Prologue lost 1.8 percent in 2016 and has been little changed over the previous three years, according to the statement. The fund returned an annualized 8.7 percent from 2006 to 2013. Prologue’s best years were during the financial crisis, when it returned 19 percent in 2008 and 12 percent in 2009, according to an investor letter.

Funds Shutter

About 782 hedge funds shuttered in the first nine months of last year, the fastest pace of closures since the aftermath of the financial crisis, according to the latest data from Hedge Fund Research Inc.

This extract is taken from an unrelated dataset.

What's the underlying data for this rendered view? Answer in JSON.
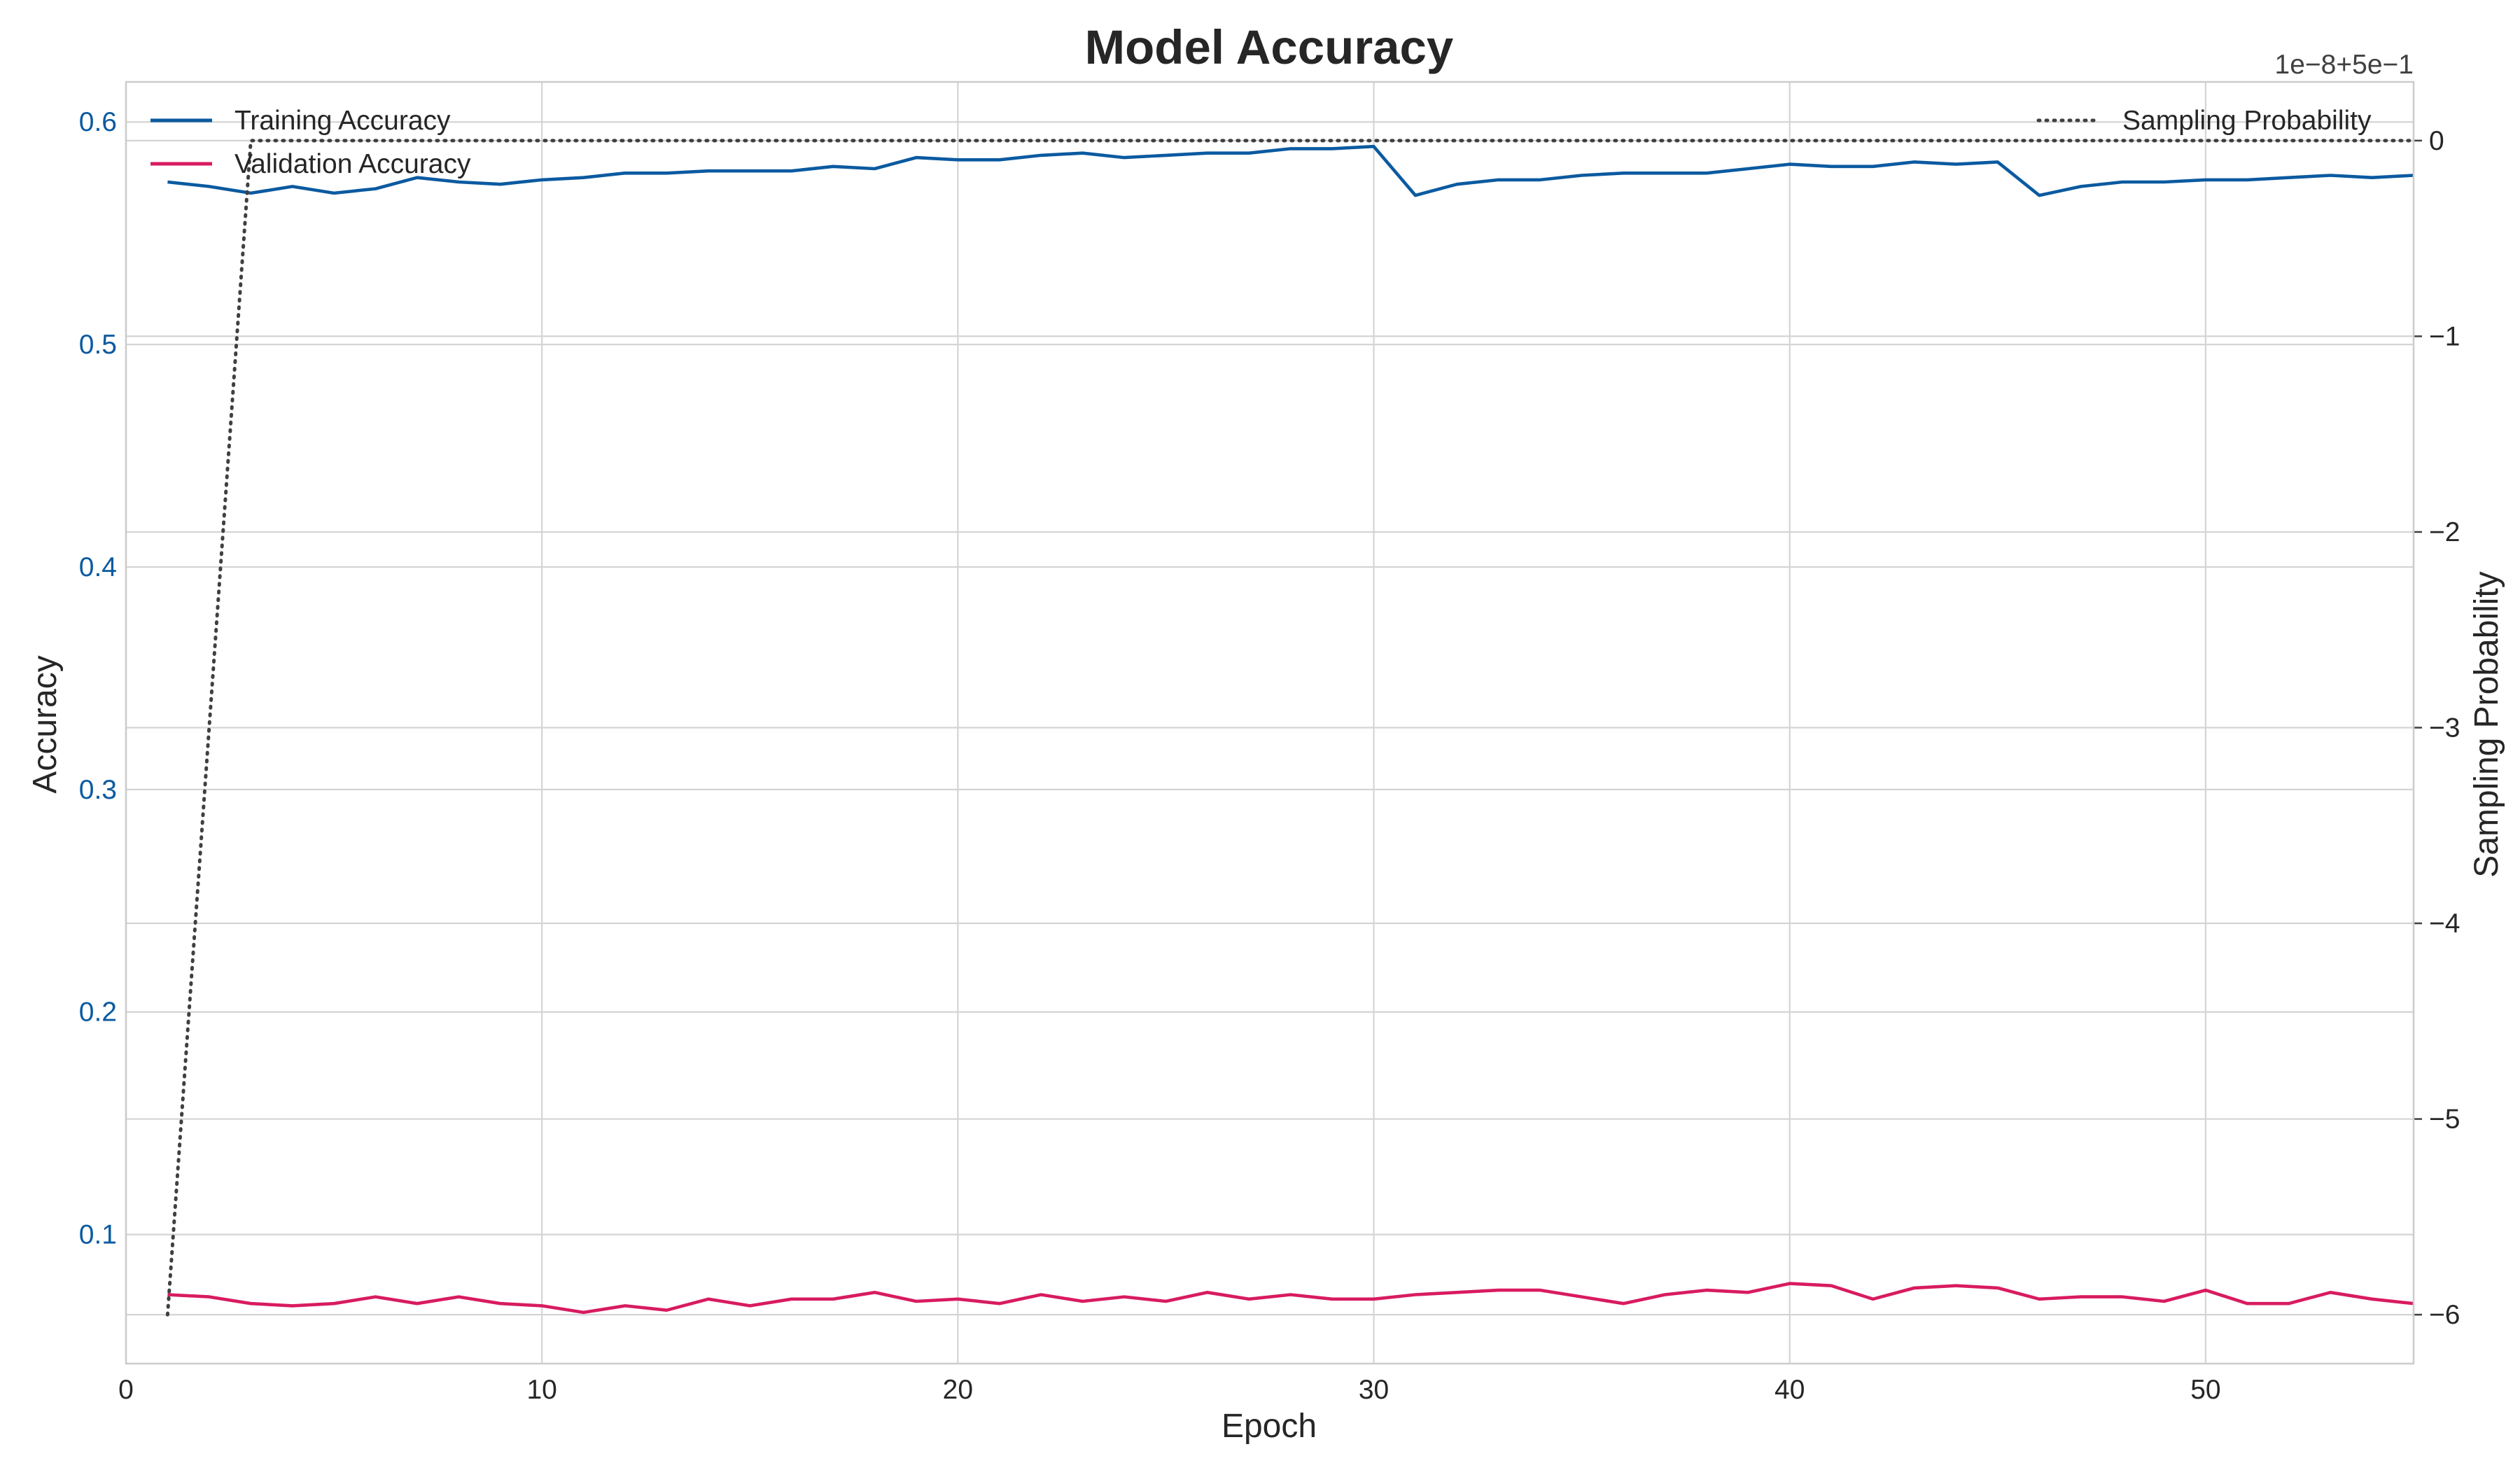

The $3 trillion global industry has suffered a widespread backlash over poor returns and high fees, forcing some large macro firms such as Tudor Investment Corp., Brevan Howard Asset Management and Caxton Associates to cut charges.

Investors pulled $111.6 billion from hedge funds last year, including almost $10 billion from macro trading strategies, according to data from eVestment.

Prologue is closing as the outlook for macro funds is improving amid monetary policy divergence between leading central banks and investors allocating money to outperformers. EDL Global Opportunities Fund, run by Edouard de Langlade, boosted assets by 500 percent last year to about $500 million as it returned 18.4 percent, while billionaire Chris Rokos raised about $2 billion in additional capital for his hedge fund ahead of its scheduled reopening on Feb. 1, boosting assets to about $7 billion.

“Macro managers have experienced a positive start to the year," said Philippe Ferreira, a senior strategist at Lyxor Asset Management in Paris, which invests in hedge funds. “They are likely to continue to generate gains over the next quarters as long as the macro divergence theme between Europe and the U.S. holds true. With the Fed on track to hike rates as soon as mid-Match and the U.S. dollar still trending upward, their positioning has proved right so far."

(Updates witth fund flow data, comment after fifth paragraph.)